Визуальный контакт обрывается так же неожиданно, как и случился. Тёма просто отворачивается и утыкается носом в Дианину шею. Словно прячется от меня. Словно сбегает.
Он зарывается в волосы своей девушки, а я вдруг отчетливо понимаю, что это конец.
Конец моих ванильных иллюзий.
Конец веры в идеального друга.
Конец надежд, которым никогда не суждено сбыться.
Соколов сделал выбор. И он не в мою пользу. Снова не в мою.
Сердце рвется на куски, а мечты, сгорая заживо, осыпаются пеплом. Мне больно, и хочется плакать, но я не подаю виду. Ведь я теперь уже не та сопливая девчонка из прошлого.
Держу голову высоко поднятой и расправляю слегка ссутуленные плечи. На губах играет непринужденная улыбка, а в голове пульсирует одна единственная мысль.
Какой же ты все-таки трус, Тёма!
Глава 37
– Мне нравится, как ты пахнешь, – Демид проводит тыльной стороной ладони по моему оголенному плечу. – Что это за аромат?
– Полевые цветы, кажется, – немного рассеянно отзываюсь я.
Соколов исчез из поля зрения вместе со своей Дианой.

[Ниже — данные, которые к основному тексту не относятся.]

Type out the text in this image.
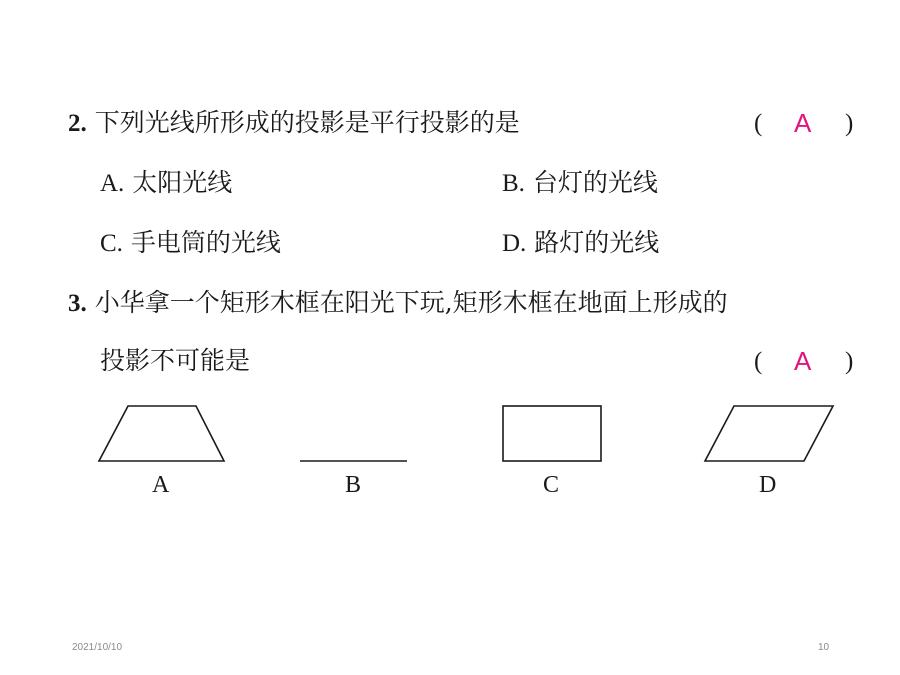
2. 下列光线所形成的投影是平行投影的是	( A )
A. 太阳光线	B. 台灯的光线
C. 手电筒的光线	D. 路灯的光线
3. 小华拿一个矩形木框在阳光下玩,矩形木框在地面上形成的
投影不可能是	( A )
A	B	C	D
2021/10/10	10
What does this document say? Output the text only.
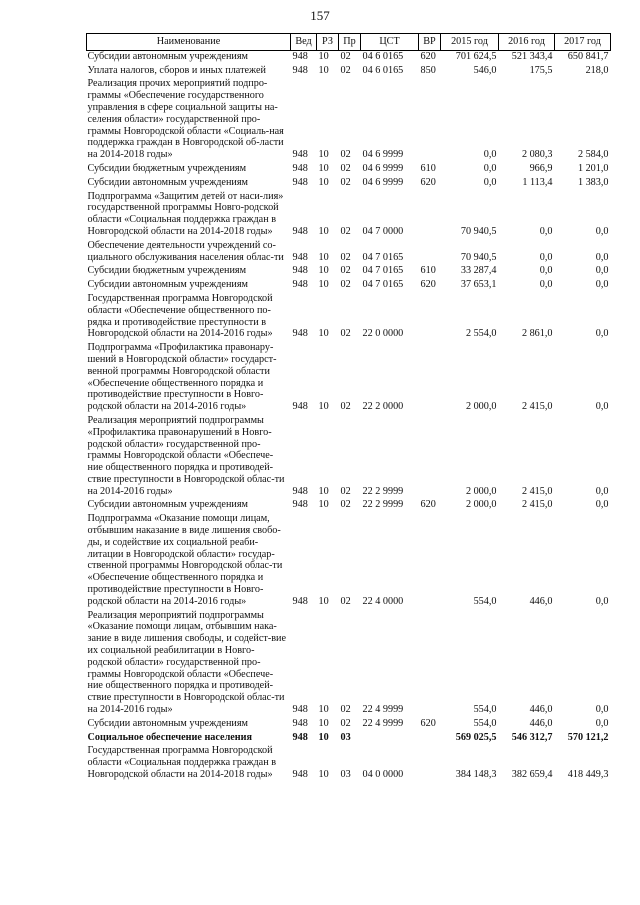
157
Наименование	Вед	РЗ	Пр	ЦСТ	ВР	2015 год	2016 год	2017 год
Субсидии автономным учреждениям	948	10	02	04 6 0165	620	701 624,5	521 343,4	650 841,7
Уплата налогов, сборов и иных платежей	948	10	02	04 6 0165	850	546,0	175,5	218,0
Реализация прочих мероприятий подпро-граммы «Обеспечение государственного управления в сфере социальной защиты на-селения области» государственной про-граммы Новгородской области «Социаль-ная поддержка граждан в Новгородской об-ласти на 2014-2018 годы»	948	10	02	04 6 9999		0,0	2 080,3	2 584,0
Субсидии бюджетным учреждениям	948	10	02	04 6 9999	610	0,0	966,9	1 201,0
Субсидии автономным учреждениям	948	10	02	04 6 9999	620	0,0	1 113,4	1 383,0
Подпрограмма «Защитим детей от наси-лия» государственной программы Новго-родской области «Социальная поддержка граждан в Новгородской области на 2014-2018 годы»	948	10	02	04 7 0000		70 940,5	0,0	0,0
Обеспечение деятельности учреждений со-циального обслуживания населения облас-ти	948	10	02	04 7 0165		70 940,5	0,0	0,0
Субсидии бюджетным учреждениям	948	10	02	04 7 0165	610	33 287,4	0,0	0,0
Субсидии автономным учреждениям	948	10	02	04 7 0165	620	37 653,1	0,0	0,0
Государственная программа Новгородской области «Обеспечение общественного по-рядка и противодействие преступности в Новгородской области на 2014-2016 годы»	948	10	02	22 0 0000		2 554,0	2 861,0	0,0
Подпрограмма «Профилактика правонару-шений в Новгородской области» государст-венной программы Новгородской области «Обеспечение общественного порядка и противодействие преступности в Новго-родской области на 2014-2016 годы»	948	10	02	22 2 0000		2 000,0	2 415,0	0,0
Реализация мероприятий подпрограммы «Профилактика правонарушений в Новго-родской области» государственной про-граммы Новгородской области «Обеспече-ние общественного порядка и противодей-ствие преступности в Новгородской облас-ти на 2014-2016 годы»	948	10	02	22 2 9999		2 000,0	2 415,0	0,0
Субсидии автономным учреждениям	948	10	02	22 2 9999	620	2 000,0	2 415,0	0,0
Подпрограмма «Оказание помощи лицам, отбывшим наказание в виде лишения свобо-ды, и содействие их социальной реаби-литации в Новгородской области» государ-ственной программы Новгородской облас-ти «Обеспечение общественного порядка и противодействие преступности в Новго-родской области на 2014-2016 годы»	948	10	02	22 4 0000		554,0	446,0	0,0
Реализация мероприятий подпрограммы «Оказание помощи лицам, отбывшим нака-зание в виде лишения свободы, и содейст-вие их социальной реабилитации в Новго-родской области» государственной про-граммы Новгородской области «Обеспече-ние общественного порядка и противодей-ствие преступности в Новгородской облас-ти на 2014-2016 годы»	948	10	02	22 4 9999		554,0	446,0	0,0
Субсидии автономным учреждениям	948	10	02	22 4 9999	620	554,0	446,0	0,0
Социальное обеспечение населения	948	10	03			569 025,5	546 312,7	570 121,2
Государственная программа Новгородской области «Социальная поддержка граждан в Новгородской области на 2014-2018 годы»	948	10	03	04 0 0000		384 148,3	382 659,4	418 449,3
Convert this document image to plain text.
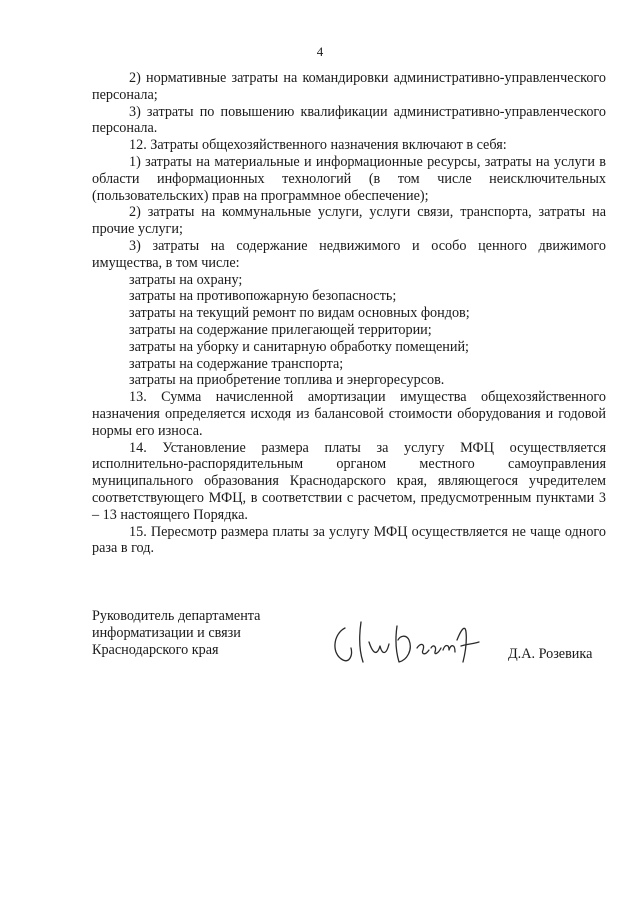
4

2) нормативные затраты на командировки административно-управленческого персонала;

3) затраты по повышению квалификации административно-управленческого персонала.

12. Затраты общехозяйственного назначения включают в себя:

1) затраты на материальные и информационные ресурсы, затраты на услуги в области информационных технологий (в том числе неисключительных (пользовательских) прав на программное обеспечение);

2) затраты на коммунальные услуги, услуги связи, транспорта, затраты на прочие услуги;

3) затраты на содержание недвижимого и особо ценного движимого имущества, в том числе:

затраты на охрану;

затраты на противопожарную безопасность;

затраты на текущий ремонт по видам основных фондов;

затраты на содержание прилегающей территории;

затраты на уборку и санитарную обработку помещений;

затраты на содержание транспорта;

затраты на приобретение топлива и энергоресурсов.

13. Сумма начисленной амортизации имущества общехозяйственного назначения определяется исходя из балансовой стоимости оборудования и годовой нормы его износа.

14. Установление размера платы за услугу МФЦ осуществляется исполнительно-распорядительным органом местного самоуправления муниципального образования Краснодарского края, являющегося учредителем соответствующего МФЦ, в соответствии с расчетом, предусмотренным пунктами 3 – 13 настоящего Порядка.

15. Пересмотр размера платы за услугу МФЦ осуществляется не чаще одного раза в год.

Руководитель департамента
информатизации и связи
Краснодарского края	Д.А. Розевика
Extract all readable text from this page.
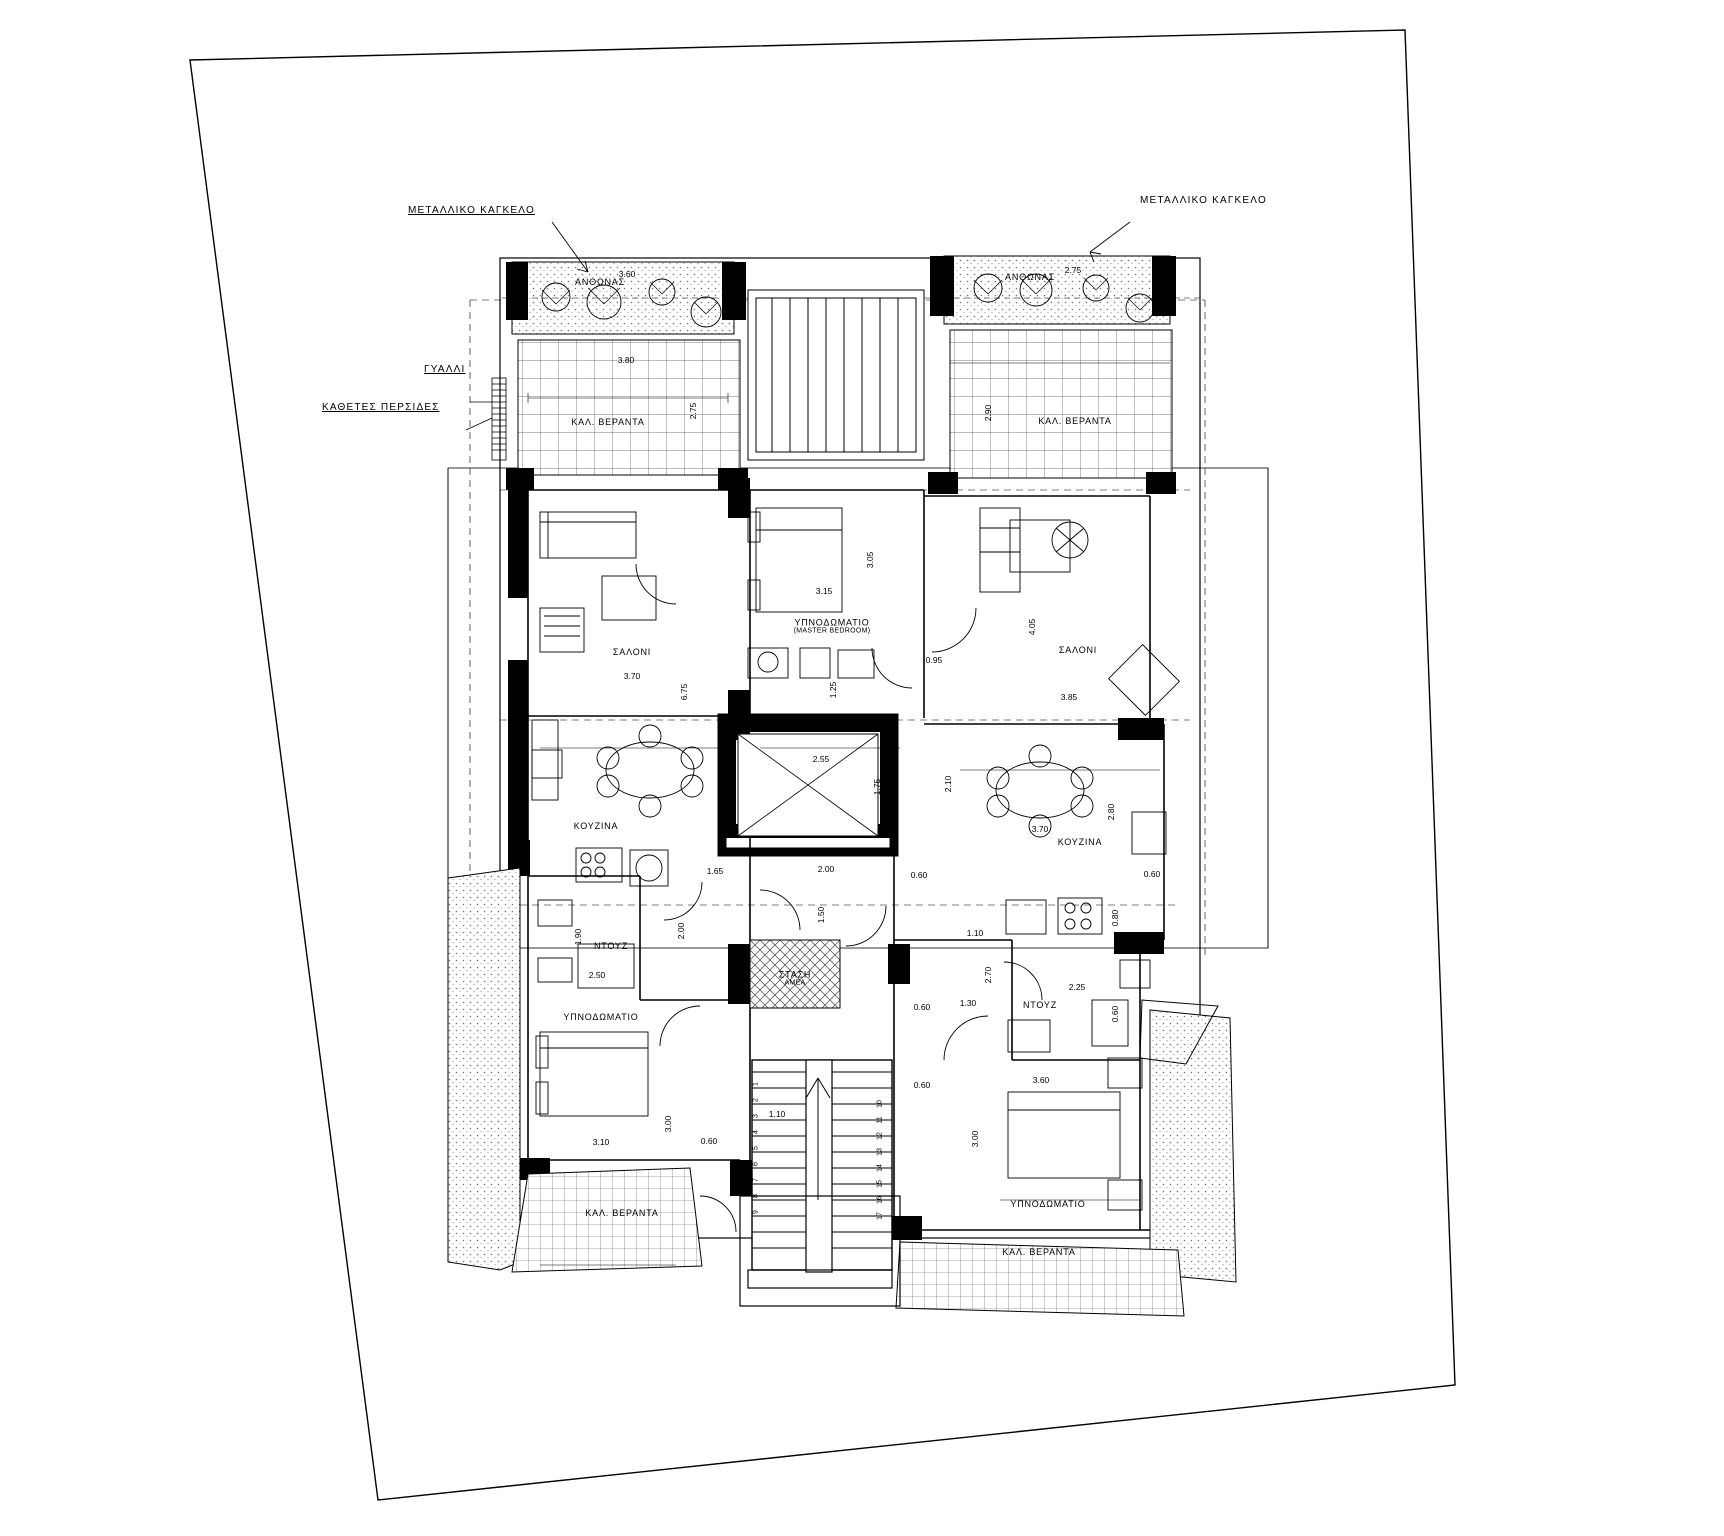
ΜΕΤΑΛΛΙΚΟ ΚΑΓΚΕΛΟ
ΜΕΤΑΛΛΙΚΟ ΚΑΓΚΕΛΟ
ΓΥΑΛΛΙ
ΚΑΘΕΤΕΣ ΠΕΡΣΙΔΕΣ
ΑΝΘΩΝΑΣ	ΑΝΘΩΝΑΣ
ΚΑΛ. ΒΕΡΑΝΤΑ	ΚΑΛ. ΒΕΡΑΝΤΑ
ΣΑΛΟΝΙ	ΣΑΛΟΝΙ
ΥΠΝΟΔΩΜΑΤΙΟ
(MASTER BEDROOM)
ΚΟΥΖΙΝΑ
ΚΟΥΖΙΝΑ
ΝΤΟΥΖ
ΝΤΟΥΖ
ΥΠΝΟΔΩΜΑΤΙΟ
ΥΠΝΟΔΩΜΑΤΙΟ
ΣΤΑΣΗ
ΑΜΕΑ
ΚΑΛ. ΒΕΡΑΝΤΑ
ΚΑΛ. ΒΕΡΑΝΤΑ
3.60	2.75
3.80
3.15
3.70
0.95
3.85
2.70
2.55
3.70
1.65	2.00
0.60	0.60
1.10
2.50
2.25
1.30
0.60
1.10
0.60	3.60
3.10	0.60
2.75	2.90
3.05
4.05
6.75	1.25
1.75	2.10
2.80
1.50
2.00
1.90
0.80
2.70
0.60
3.00
3.00
9
8
7
6
5
4
3
2
1
10
11
12
13
14
15
16
17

Полчаса назад, держась за руки, они вышли из зала, и с тех пор их не видно. Даже думать не хочу, чем они все это время занимаются.
– Да, – Лапин наклоняется к моей шее и делает глубокий медленный вдох. – Этот запах тебе очень подходит.
– Спасибо.
Закрываю глаза и старюсь сосредоточиться на своих внутренних ощущениях. Демид поглаживает меня по спине и плечам, изредка скользя пальцами по вороту платья. Он не делает ничего предосудительно, но я все равно чувствую его безмолвный натиск. И усиленно пытаюсь понять, нравится мне происходящее или все же нет.
С одной стороны, я не привыкла к кинестетике. До Лапина меня касался лишь Соколов, но это было давно, словно в другой жизни. По натуре я довольно стеснительна, потому мне нелегко расслабиться и отпустить вожжи внутреннего контроля.
Но с другой – есть что-то волнующее и интригующее в откровенных поглаживаниях Демида. Он явно знает, как и что нужно делать. Где замедлиться, где ускориться, а где и вовсе убрать руку, вынуждая трепетать и ждать продолжения.